Koronavirüs sürecinde en fazla etkilenen ve önümüzdeki süreçte yatırımların en fazla arttırılacağı sektörlerden biri hiç şüphesi tedarik zinciri oldu.
‘Satmaya’ odaklanmaktan sıyrılıp, ‘taşıma ve depolamaya’ odaklanacağımız günler yakında.
Bu nedenle, dünyanın dört bir yanındaki şirketler, otomasyonun ön plana çıktığı depo ve dağıtım sistemlerini yeniden düzenlemeye çalışıyor.
Bu yazımızda küresel tedarik zincirinin pandemi süreci içerisindeki durumu ve gelecekteki fırsatları konuşalım istedik sizlerle.
İlk olarak küresel endüstri yatırımı bu yıl hangi alana yatırım yapmak istersiniz sorusunun cevabını inceleyelim.

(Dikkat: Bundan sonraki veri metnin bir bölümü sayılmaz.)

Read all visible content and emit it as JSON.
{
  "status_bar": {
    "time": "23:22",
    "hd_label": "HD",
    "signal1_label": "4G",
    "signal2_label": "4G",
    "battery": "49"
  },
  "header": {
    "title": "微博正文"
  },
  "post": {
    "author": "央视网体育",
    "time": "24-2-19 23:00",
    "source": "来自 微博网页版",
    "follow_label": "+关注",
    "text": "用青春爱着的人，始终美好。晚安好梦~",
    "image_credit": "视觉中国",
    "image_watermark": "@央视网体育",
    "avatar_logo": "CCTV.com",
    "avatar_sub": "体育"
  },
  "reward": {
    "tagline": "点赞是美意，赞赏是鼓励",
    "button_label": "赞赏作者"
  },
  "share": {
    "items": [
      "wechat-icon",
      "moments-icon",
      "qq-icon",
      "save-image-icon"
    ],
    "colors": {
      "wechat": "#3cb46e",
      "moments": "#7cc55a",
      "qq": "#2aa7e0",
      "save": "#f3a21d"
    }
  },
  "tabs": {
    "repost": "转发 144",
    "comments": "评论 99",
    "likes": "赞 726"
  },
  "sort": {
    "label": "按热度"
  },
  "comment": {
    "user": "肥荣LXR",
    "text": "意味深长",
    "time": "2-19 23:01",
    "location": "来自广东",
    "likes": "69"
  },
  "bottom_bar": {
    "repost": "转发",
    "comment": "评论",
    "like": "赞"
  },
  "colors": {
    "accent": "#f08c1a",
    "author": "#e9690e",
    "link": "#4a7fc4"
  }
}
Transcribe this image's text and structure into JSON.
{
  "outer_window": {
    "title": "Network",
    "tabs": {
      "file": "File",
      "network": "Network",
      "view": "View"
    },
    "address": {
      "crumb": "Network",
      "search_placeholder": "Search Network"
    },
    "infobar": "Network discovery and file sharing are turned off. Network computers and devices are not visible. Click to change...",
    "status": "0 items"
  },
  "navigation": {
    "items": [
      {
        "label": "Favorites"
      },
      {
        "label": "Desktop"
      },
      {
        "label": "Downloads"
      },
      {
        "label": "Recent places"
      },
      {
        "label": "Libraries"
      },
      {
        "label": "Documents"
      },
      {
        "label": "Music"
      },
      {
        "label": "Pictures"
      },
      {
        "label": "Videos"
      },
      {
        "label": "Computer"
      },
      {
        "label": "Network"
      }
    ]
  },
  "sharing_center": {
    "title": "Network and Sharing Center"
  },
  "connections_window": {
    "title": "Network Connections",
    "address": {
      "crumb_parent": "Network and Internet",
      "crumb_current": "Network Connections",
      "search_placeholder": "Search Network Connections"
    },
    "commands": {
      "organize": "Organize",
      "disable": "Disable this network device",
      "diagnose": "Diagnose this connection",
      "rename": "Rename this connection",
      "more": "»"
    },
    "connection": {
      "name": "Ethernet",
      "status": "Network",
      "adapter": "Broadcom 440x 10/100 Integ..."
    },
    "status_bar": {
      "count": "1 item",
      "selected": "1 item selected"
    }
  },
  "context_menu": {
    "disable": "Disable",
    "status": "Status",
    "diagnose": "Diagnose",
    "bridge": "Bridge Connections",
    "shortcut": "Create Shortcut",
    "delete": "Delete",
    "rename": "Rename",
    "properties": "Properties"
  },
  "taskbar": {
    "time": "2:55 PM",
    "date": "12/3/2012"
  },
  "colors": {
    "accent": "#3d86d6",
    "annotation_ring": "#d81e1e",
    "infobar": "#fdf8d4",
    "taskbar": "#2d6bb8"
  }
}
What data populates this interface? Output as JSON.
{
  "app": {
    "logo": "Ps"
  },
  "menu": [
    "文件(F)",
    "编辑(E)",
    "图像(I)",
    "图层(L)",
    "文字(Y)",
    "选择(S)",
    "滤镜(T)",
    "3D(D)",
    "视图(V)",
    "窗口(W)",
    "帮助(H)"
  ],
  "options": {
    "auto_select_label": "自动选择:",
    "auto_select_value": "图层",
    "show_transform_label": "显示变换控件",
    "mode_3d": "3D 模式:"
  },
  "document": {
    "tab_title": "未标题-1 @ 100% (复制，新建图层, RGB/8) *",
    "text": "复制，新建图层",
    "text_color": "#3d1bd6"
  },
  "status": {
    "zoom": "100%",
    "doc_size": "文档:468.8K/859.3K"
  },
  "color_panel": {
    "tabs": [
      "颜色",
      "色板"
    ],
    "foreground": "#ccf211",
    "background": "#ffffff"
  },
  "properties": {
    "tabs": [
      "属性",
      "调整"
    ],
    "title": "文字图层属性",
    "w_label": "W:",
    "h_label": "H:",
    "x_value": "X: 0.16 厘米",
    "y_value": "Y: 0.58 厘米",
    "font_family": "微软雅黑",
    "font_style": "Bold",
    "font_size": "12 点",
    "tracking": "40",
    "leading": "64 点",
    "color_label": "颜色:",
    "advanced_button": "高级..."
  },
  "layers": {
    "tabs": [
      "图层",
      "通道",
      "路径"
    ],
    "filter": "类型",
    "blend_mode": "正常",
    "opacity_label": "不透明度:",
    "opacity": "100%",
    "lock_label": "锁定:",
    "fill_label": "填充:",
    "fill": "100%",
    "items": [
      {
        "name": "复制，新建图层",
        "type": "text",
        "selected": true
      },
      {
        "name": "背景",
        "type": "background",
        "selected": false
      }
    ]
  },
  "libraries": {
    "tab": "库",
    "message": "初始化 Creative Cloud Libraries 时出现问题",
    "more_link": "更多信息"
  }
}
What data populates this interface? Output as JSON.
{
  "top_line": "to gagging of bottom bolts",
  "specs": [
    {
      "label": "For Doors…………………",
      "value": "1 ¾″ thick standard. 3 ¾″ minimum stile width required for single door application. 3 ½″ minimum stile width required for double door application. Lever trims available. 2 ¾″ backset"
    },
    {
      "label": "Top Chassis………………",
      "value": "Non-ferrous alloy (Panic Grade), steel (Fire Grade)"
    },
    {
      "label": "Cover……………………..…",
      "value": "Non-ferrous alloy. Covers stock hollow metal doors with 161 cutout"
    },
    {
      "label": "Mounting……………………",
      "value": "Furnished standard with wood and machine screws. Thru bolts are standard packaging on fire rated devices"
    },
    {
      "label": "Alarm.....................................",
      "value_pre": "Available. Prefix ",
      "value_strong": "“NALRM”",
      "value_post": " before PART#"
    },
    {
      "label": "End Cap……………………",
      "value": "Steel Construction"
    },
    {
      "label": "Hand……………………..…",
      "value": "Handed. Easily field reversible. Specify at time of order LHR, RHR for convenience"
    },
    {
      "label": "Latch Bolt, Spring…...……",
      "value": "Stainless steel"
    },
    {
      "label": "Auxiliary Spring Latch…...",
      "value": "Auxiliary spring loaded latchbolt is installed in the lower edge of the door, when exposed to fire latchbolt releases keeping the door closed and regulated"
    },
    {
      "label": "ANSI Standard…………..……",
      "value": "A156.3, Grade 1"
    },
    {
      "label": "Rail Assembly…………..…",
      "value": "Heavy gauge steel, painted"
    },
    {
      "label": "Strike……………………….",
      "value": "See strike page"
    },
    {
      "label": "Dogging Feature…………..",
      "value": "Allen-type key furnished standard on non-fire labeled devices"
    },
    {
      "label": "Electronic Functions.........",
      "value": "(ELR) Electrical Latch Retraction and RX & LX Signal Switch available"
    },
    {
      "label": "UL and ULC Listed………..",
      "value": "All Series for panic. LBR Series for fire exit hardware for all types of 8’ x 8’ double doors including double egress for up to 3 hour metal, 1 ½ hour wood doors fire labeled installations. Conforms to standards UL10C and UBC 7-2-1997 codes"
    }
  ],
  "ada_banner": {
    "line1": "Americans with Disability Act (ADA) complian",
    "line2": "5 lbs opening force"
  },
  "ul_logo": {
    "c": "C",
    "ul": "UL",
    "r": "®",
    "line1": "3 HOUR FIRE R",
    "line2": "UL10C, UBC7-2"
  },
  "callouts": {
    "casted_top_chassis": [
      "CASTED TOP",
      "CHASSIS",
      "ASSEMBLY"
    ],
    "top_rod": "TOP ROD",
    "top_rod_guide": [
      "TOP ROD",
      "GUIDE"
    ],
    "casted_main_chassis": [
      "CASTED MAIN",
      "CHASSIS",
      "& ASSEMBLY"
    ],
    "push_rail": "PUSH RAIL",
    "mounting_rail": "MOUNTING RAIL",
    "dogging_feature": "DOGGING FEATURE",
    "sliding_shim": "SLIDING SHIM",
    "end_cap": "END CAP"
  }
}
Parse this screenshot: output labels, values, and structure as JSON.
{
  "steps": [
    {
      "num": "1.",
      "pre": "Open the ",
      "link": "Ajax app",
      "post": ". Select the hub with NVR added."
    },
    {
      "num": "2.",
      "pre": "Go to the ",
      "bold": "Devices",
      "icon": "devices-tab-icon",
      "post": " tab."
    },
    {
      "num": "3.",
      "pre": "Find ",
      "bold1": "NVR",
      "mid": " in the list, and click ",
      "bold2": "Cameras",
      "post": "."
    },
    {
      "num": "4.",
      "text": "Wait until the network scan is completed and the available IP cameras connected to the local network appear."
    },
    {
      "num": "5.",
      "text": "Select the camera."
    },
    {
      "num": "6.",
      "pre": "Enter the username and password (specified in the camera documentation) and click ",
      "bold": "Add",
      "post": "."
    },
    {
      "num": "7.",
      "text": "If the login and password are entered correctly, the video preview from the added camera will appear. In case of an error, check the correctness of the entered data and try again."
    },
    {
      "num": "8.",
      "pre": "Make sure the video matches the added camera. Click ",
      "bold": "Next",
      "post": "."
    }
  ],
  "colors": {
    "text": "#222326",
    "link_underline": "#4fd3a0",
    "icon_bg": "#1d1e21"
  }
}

Yukarıda göründüğü gibi depo operasyonu listedeki diğer teknolojilerden daha fazla yatırım ayrılacak bir orana doğru yükselmiştir. Çünkü şirketler bu yıl içerisinde teslimat sürelerini kısaltmayı ve toplam marjları iyileştirmeyi amaçlamaktadır.
Ülkemizde de taşıma ve depolama kısmındaki yatırımlara şu ana kadar gereken önemin verilmemesi özellikle perakende sektöründe önümüzdeki süreçte en büyük sıkıntılardan birine yol açacaktır.
Özellikle Çin’de yaşanan kriz ve gümrük problemlerinin getirisi ile birlikte tüm ülkeler kendi iç piyasalarında süreçleri çözmek zorunda kaldıklarından sektörde yeni yatırımların ve fırsatların habercisi tedarik zinciri oldu.
2020 yılı içerisinde tüm ülkelerde depolama ve taşıma sektörlerinde büyük yatırımlar planlanıyor.
Tedarik zinciri süreçlerimiz hala manuel
Öte yandan bu süreçte yatırım yapılması gereken en önemli konulardan biri de tedarik zinciri teknolojileri üzerinde odaklı. Yani hala birçok paketleme, depolama, taşıma veya yükleme gibi işlemler insan gücü ile ilerletiliyor. Araştırmalara göre küresel olarak şirketlerin sadece %4’ü tam olarak bir otomasyon sistemi ile tedarik zinciri süreci gerçekleştiriyor.
COVID Sonrası Tedarik Zincirleri
COVID-19 salgını bize karmaşık ve uzun tedarik zincirlerinin doğru koşullar altında kırılgan olabileceğini gösterdi.
Tedarik zinciri süreçlerinde artan otomasyon oranlarını gördükçe ve veri toplama bu süreçlerle daha entegre hale geldiğinden, bu sistemlerde var olan risklerin azaltılması ve fırsatların artırılması koronavirüs sonrası dönemde çok büyük fırsatları beraberinde getiriyor.
Özellikle hızlı tüketimin yüksek olduğu perakende gibi sektörlerde, yaşanan sıkıntılar perakende sektöründe kazanç kaybına yol açarken, perakendeye hizmet eden, yani taşıyan ve depolayan tedarik zinciri sürecinde yeni bir dönem başlayacağı ön görülüyor.